Le désir des Pères conciliaires était double: permettre des innovations «que si l’utilité de l’Église les exige vraiment et certainement» et de s’assurer «que les formes nouvelles sortent des formes déjà existantes par un développement en quelque sorte organique» (SC, 23). Ce désir pouvait être réalisé, mais pas en prenant les rites promulgués par Paul VI comme un point de départ pour arriver à une version réformée organiquement de l’ancien rite romain; ce serait comme essayer de remettre ensemble les morceaux d’un lustre vitré éclaté. Ce qui est nécessaire n’est pas une «réforme de la réforme», mais plutôt une adaptation prudente de la liturgie tridentine selon les principes établis par Sacrosanctum Concilium (comme cela fut le cas dans l’immédiat après sa promulgation en 1963), en utilisant ce que nous avons appris de l’expérience des 50 dernières années. Pendant ce temps, des améliorations peuvent être apportées ici et là dans l’ars celebrandi de la forme ordinaire.
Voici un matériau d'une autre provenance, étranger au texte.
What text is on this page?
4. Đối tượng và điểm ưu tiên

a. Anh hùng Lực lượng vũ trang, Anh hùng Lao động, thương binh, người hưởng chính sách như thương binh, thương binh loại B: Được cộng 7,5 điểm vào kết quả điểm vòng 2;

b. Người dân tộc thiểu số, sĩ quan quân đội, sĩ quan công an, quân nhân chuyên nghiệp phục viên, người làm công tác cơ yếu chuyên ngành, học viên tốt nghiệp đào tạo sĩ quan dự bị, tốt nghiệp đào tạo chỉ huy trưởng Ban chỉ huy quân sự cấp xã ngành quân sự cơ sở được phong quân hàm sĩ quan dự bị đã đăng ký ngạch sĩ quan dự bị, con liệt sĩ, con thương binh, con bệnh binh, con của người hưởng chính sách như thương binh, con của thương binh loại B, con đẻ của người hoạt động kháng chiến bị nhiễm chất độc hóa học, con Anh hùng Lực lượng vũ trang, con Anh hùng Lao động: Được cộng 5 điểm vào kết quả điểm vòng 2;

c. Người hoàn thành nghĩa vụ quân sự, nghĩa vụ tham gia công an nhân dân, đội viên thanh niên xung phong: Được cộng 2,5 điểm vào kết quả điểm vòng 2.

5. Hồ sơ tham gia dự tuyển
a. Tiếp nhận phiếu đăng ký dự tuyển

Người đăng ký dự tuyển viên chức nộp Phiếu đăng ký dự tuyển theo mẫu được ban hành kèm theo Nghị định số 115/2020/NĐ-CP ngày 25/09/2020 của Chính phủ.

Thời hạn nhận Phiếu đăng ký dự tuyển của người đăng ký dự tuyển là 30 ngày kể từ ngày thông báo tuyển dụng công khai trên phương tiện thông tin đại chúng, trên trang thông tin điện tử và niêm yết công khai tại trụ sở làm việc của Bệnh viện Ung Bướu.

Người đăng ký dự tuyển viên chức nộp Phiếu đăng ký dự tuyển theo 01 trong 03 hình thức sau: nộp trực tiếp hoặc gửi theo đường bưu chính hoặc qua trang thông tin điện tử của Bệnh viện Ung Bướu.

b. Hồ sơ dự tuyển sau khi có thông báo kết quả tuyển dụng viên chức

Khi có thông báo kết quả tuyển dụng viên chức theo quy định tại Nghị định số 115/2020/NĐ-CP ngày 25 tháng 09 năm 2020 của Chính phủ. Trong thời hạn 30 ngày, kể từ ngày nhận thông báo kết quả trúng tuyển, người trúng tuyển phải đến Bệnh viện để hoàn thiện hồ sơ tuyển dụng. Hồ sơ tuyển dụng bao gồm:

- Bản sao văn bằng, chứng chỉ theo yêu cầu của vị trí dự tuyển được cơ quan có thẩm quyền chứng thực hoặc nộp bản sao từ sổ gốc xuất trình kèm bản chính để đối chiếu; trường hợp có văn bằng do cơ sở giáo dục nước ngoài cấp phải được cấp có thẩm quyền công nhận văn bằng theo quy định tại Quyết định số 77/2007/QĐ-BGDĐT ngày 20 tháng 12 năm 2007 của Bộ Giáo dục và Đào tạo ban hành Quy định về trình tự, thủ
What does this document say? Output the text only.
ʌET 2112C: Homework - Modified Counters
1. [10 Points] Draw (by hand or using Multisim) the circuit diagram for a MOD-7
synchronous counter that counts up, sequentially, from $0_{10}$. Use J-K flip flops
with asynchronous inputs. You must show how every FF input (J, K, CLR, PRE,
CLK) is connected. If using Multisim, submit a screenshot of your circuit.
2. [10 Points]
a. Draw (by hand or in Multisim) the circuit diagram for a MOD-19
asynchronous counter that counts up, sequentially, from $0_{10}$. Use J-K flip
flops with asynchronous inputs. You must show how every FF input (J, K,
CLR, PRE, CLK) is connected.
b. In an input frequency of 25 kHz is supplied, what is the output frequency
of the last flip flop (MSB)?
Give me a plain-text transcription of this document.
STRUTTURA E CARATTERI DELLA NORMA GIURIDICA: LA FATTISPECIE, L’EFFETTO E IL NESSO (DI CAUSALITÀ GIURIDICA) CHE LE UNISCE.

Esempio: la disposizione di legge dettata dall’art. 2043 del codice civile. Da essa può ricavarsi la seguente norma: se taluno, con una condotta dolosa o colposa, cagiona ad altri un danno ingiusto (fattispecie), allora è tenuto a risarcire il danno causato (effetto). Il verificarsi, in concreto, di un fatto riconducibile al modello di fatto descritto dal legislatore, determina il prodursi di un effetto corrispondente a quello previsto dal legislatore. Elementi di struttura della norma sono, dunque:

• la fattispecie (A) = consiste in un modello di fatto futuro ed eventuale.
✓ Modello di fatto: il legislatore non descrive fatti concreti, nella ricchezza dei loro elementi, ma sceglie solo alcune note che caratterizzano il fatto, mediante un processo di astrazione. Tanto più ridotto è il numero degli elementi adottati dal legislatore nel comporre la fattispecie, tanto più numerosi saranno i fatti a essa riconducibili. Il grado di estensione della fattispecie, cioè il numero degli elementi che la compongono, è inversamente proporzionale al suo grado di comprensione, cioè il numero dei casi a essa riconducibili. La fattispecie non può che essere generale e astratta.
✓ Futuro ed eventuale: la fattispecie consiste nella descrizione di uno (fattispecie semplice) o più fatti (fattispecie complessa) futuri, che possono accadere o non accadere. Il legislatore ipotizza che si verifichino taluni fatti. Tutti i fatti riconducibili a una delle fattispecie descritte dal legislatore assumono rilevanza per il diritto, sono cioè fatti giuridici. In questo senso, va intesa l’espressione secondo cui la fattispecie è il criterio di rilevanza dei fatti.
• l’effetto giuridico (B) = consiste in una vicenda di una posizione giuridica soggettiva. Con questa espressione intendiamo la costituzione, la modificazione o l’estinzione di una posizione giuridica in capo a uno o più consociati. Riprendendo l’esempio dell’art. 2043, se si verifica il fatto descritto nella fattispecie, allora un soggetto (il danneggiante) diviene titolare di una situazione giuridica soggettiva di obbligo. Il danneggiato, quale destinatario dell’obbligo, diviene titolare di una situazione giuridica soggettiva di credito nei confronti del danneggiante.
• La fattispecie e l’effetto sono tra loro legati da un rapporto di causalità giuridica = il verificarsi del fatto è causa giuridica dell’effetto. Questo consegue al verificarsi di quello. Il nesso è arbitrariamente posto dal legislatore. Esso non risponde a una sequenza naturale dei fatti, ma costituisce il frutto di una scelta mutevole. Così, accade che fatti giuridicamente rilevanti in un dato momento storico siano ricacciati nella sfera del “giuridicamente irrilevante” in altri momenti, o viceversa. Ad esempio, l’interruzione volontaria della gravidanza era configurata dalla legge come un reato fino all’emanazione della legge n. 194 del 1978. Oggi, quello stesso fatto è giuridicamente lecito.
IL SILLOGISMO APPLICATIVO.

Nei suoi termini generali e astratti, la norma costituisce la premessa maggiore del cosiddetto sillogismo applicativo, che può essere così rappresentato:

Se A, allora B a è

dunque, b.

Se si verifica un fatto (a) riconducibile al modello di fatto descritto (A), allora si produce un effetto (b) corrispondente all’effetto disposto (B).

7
Mais la route pour réaliser un futur viable pour le rite romain traditionnel – et ainsi réaliser la vision liturgique de Vatican II, qui commanda une adaptation modérée de ce rite, pas sa destruction – est la célébration belle et convenable de la forme extraordinaire, dans un nombre croissant d’endroits, en consacrant tous nos efforts à promouvoir ce principe essentiel (compris correctement) de participation «pleine, consciente et active» des fidèles.

[NDLR: Pour des raisons d'espace nous n'avons pas inclus les notes en bas de page. Celles-ci sont essentiellement des notes mentionnant des références sur le sujet. Pour les consulter, veuillez vous référer à l'article original.]